The instruction set of M7 are the same of M4 (see below), but a big
difference is a High performance 6 stage pipeline with dual-issue (it
executes up to two instructions per clock cycle).
M7 is a superscalar MCU, this means that it has the possibility to execute two instruction every clock cycle.
In other word means that Cortex M7 fetch from flash at 64bit.
But for reach this performance
is very important that the compiler is a clever compiler, this because
M7 has the possibility to execute (in the same time) one of this
instructions; see the red box below.
If the compiler write on two sequentially 32bit of flash, two load instructions, the M7 execute the first load and at the next clock cycle the second load... you have lost the possibility to execute two instruction every machine cycle.
At the moment (October 2015),
for reach the performance from L1 or TCM memory, you must manually
write the necessary instructions.
See the MPU instructions, in the Hands-On sections.
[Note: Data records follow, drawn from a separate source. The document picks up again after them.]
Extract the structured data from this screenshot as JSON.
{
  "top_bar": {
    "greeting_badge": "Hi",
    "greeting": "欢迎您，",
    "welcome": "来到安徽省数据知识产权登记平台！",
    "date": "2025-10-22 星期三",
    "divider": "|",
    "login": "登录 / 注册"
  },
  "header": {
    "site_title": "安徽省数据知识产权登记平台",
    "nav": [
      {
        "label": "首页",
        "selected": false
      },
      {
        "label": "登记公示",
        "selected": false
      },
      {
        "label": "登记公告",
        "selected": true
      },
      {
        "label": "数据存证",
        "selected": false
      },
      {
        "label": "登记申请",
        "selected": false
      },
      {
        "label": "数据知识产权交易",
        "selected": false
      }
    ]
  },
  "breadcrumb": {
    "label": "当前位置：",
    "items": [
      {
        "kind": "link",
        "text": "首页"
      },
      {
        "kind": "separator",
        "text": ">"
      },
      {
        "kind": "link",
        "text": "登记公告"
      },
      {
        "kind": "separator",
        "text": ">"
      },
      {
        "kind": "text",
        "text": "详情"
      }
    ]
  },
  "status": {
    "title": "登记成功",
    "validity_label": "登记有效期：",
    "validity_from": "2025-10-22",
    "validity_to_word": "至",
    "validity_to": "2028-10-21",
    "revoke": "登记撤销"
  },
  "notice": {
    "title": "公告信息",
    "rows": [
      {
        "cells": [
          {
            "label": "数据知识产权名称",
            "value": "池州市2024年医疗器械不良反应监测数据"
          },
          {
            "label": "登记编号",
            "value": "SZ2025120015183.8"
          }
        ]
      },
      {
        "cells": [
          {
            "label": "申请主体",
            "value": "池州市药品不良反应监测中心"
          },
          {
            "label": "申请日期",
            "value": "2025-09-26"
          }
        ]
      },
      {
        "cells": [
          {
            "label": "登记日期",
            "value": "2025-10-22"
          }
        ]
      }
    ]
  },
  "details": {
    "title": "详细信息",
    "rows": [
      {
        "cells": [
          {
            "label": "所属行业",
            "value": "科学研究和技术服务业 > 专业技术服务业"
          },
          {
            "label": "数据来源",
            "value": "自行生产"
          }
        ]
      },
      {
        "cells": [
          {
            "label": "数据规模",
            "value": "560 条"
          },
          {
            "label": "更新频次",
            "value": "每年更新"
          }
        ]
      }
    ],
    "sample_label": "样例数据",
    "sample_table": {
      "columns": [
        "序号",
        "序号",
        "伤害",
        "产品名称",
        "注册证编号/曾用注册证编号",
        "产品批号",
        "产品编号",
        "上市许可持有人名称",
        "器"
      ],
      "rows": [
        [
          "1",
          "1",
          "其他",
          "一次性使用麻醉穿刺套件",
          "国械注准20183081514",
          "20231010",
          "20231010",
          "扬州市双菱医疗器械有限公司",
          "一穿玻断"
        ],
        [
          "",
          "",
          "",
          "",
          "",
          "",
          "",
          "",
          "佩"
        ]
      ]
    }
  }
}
There are some examples concerning Cache, ITCM, DTCM, etc, in the Hands-On of this training.
ARM Cortex-Mx acronyms
ALU = Arithmetic Logic Unit
SIMD = Single instruction, multiple data
MPU = Memory Protection Unit
MAC = multiply–accumulate operation
LSU = load store unit
DPU = data processing unit
DTCM & ITCM = The memory system includes support for the connection of local Tightly Coupled Memory called ITCM (16K) and DTCM (64K)
STB = store buffer
BUI = Bus Interface Unit
TCU = Tightly-Coupled interface Unit
EPPB = External Private Peripheral Bus-The APB External PPB
Superscalar architecture first appeared on Intel Pentium 5 in 1993 => it means it is able to process multiple instructions in parallel (in our case, Cortex M7, up to 2, that’s why dual-issue)